The first is the 2013 Ruderman Family Foundation Prize in Disability. Now in its second year, the Ruderman Prize is all about celebrating successful inclusion initiatives in Jewish communities around the world, which founder Jay Ruderman hopes will in turn, “spark some new inclusion programs”.
Last year The Ruderman Foundation received over 150 applications representing seven countries, and 10 prizes were awarded at $10,000 each. This year, the Foundation expects to award up to 5 prizes of $50,000 each. Let’s be clear about this –-this is not your usual prospective grant program; instead, it is recognition funding for an existing inclusion program that serves Jewish people with disabilities. Segregated programs that serve only people with disabilities, without any typical participants, are not considered to be inclusive.

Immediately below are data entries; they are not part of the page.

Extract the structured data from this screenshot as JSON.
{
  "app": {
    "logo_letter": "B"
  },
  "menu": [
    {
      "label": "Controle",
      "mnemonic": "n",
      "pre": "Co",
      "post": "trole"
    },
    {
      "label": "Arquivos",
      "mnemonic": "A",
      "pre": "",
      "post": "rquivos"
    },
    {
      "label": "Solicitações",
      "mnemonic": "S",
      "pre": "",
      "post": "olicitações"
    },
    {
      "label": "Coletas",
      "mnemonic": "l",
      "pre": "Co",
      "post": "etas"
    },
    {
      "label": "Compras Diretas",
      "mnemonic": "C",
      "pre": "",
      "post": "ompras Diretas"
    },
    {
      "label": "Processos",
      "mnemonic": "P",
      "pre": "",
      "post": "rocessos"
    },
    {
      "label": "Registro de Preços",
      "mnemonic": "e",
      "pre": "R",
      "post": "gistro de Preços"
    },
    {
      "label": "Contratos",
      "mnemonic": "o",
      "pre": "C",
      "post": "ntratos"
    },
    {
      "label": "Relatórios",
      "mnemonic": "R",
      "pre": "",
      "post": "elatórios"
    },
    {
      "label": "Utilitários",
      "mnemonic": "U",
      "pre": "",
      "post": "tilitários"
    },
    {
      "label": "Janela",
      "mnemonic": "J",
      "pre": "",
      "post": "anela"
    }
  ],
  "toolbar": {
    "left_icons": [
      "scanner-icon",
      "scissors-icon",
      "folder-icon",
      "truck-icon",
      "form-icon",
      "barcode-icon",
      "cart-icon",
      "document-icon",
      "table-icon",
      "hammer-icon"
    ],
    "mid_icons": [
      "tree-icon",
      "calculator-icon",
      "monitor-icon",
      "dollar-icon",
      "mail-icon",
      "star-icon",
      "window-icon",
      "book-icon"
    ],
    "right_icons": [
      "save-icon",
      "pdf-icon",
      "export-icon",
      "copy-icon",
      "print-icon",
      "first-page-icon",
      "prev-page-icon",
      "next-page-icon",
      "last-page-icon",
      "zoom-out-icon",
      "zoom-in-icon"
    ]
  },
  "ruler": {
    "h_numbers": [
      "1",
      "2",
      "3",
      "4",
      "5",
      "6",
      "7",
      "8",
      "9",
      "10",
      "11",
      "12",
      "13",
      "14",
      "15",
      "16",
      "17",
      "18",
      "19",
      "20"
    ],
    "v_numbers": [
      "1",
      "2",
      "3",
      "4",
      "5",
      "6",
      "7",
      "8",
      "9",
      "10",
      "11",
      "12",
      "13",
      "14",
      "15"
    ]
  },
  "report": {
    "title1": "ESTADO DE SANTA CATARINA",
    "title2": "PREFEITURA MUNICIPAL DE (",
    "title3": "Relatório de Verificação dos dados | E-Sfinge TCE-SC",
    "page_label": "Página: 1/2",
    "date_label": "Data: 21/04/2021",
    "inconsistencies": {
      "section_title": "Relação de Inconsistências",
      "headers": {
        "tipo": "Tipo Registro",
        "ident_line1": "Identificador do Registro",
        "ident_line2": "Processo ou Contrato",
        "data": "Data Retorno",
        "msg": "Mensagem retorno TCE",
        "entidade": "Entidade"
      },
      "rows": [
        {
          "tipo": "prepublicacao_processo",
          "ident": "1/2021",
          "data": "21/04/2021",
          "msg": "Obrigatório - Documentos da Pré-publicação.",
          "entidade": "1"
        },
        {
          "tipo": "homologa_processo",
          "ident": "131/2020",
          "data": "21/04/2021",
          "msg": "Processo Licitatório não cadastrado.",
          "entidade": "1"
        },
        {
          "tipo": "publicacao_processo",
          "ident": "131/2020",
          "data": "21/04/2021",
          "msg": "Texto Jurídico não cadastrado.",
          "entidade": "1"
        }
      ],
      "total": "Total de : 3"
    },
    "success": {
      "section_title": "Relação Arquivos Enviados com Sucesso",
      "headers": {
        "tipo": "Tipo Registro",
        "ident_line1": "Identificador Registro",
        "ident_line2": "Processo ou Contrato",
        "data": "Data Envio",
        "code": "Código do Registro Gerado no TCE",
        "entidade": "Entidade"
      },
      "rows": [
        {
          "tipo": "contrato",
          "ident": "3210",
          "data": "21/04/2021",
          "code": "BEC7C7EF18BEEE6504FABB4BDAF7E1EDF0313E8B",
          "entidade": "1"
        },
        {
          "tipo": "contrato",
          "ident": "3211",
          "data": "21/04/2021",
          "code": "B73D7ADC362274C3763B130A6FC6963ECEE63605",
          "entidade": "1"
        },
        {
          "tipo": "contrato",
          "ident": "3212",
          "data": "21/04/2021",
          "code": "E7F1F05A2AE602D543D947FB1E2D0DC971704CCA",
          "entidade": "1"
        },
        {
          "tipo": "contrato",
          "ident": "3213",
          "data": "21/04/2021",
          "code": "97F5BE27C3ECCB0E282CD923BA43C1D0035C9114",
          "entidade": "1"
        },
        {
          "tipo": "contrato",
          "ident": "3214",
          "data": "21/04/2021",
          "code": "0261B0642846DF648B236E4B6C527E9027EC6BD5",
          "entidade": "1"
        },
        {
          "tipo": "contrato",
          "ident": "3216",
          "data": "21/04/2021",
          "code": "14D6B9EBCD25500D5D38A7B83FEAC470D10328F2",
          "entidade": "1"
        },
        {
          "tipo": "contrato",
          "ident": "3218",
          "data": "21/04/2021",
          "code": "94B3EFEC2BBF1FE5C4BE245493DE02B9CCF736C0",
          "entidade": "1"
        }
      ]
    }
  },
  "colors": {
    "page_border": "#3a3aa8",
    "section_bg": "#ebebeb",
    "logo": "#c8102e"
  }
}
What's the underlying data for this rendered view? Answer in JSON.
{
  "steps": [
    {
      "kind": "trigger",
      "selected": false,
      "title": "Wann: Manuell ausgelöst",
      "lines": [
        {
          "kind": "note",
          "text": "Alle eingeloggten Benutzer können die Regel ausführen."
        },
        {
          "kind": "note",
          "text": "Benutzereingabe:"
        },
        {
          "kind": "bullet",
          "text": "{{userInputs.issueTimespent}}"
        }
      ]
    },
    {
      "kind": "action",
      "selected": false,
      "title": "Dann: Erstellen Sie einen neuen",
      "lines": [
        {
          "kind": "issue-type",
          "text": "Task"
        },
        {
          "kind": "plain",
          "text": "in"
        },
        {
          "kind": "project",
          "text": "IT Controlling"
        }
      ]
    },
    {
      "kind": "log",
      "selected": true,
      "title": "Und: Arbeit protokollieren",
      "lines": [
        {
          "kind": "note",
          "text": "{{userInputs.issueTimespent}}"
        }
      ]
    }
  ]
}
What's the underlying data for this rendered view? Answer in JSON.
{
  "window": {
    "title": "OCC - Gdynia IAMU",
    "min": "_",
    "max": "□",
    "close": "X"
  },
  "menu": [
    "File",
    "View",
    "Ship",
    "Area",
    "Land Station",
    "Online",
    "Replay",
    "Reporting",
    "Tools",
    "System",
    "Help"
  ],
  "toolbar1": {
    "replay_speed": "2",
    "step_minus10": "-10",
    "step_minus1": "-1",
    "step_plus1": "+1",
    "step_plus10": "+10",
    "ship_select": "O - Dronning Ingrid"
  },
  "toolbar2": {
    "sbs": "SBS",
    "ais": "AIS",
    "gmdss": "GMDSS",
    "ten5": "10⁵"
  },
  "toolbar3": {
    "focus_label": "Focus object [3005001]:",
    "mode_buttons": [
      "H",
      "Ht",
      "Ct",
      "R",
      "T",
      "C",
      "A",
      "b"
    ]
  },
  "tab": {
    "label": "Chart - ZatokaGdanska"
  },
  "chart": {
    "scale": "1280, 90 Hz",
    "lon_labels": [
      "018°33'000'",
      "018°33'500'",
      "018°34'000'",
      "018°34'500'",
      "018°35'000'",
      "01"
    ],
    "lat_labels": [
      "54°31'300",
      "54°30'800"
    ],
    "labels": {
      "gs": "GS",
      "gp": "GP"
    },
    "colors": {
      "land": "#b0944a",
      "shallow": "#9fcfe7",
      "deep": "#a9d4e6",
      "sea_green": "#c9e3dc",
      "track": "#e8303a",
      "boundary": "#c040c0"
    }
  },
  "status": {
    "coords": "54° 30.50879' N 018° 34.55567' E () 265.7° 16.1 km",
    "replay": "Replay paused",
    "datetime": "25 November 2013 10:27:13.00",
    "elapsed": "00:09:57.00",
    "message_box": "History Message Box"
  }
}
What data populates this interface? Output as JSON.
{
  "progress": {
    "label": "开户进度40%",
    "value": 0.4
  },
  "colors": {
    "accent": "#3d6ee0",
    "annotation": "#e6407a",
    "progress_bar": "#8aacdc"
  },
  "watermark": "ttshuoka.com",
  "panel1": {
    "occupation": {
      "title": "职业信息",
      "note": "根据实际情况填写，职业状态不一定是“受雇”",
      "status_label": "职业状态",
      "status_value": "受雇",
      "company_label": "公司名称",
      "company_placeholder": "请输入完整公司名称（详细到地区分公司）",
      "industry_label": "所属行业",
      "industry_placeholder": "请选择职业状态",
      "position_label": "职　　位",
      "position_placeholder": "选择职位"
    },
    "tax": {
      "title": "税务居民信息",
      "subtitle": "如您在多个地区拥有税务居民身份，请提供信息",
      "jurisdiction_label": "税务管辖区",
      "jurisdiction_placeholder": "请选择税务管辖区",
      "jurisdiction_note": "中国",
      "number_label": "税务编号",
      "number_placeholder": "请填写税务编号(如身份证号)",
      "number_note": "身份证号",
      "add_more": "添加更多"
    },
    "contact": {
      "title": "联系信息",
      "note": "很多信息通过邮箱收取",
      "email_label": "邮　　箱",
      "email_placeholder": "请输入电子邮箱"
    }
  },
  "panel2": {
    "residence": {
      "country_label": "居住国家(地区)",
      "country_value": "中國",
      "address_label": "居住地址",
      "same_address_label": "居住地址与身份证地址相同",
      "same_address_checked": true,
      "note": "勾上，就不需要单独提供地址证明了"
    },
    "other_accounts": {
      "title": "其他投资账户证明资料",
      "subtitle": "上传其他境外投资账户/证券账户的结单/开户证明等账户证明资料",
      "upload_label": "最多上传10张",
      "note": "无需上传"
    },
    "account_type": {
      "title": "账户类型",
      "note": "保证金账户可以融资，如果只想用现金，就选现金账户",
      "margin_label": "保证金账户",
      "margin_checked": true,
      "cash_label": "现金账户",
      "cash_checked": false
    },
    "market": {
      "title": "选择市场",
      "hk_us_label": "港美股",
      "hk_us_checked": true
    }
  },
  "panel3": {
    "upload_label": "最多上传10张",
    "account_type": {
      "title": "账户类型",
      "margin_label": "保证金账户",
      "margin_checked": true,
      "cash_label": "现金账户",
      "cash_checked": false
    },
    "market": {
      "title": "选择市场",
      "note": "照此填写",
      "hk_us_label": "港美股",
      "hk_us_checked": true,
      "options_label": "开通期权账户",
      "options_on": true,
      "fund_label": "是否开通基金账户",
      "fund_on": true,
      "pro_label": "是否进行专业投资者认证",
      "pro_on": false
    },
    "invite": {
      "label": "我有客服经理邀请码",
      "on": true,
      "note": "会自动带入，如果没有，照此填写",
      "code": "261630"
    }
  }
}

“We are trying to show that special needs aren’t just a small niche part of the Jewish community, “ Jay Ruderman told me in a phone interview from Israel. “We need other Jewish funders to be out front in their support of special needs programs.”
One of last year’s award recipients was AKIM, an Israel non-governmental organization founded in 1951 by the parents of intellectually disabled children. When we were in Israel last summer as part of the LA Jewish Federation’s Special Needs Study Mission, we got to see first-hand the program AKIM created with the Israel Defense Forces (IDF) that was awarded a 2012 Ruderman prize for inclusion.
We met a 26-year-old man with Down Syndrome who had been working as a full-time volunteer at an Israeli army base, helping with the inventory of boots and uniforms. Instead of just throwing him into this situation, a whole year was spent getting him, and his soon-to-be-employers, ready, including special transportation training, inter-personal skills as well as training for the soldiers with whom he would work. The commander of the base spoke to us and shared how important that program was to him personally, and to the whole army base.
(Interested non-profits can apply online and applications are due in by March 18.)
The second event is the national television premiere of the powerful documentary, “Certain Proof” which profiles three youngsters with cerebral palsy whose families near Raleigh, North Carolina, are determined for them to be fully included in public school settings. We watch as Josh, Colin and Kay are continually asked to “prove” that they are academically at grade-level. Even when these students are provided full-time aides, some of the general education teachers are visibly uncomfortable with the students who have disabilities, and on thin pedagogic ice on teaching them.
As a mom of a teen with the same condition, the material presented hit home, hard. When our son first entered the public school system at age 5, it took a lawyer just to keep him in a non-segregated school, let alone a non-segregated classroom. Like the mothers shown in the documentary, I know that more is going on his head then he can express, but we are still working on basic typing skills at age 18.
The director of this award-winning documentary is Ray Ellis. He wrote that when he and his wife, Susan, were first introduced to a local non-profit dedicated to educating children with mobility and communication disabilities their “eyes were opened to an entire world we knew very little about….Our purpose in producing this documentary is to lift the veil of disability, showing these unique and wonderful children in a truer light.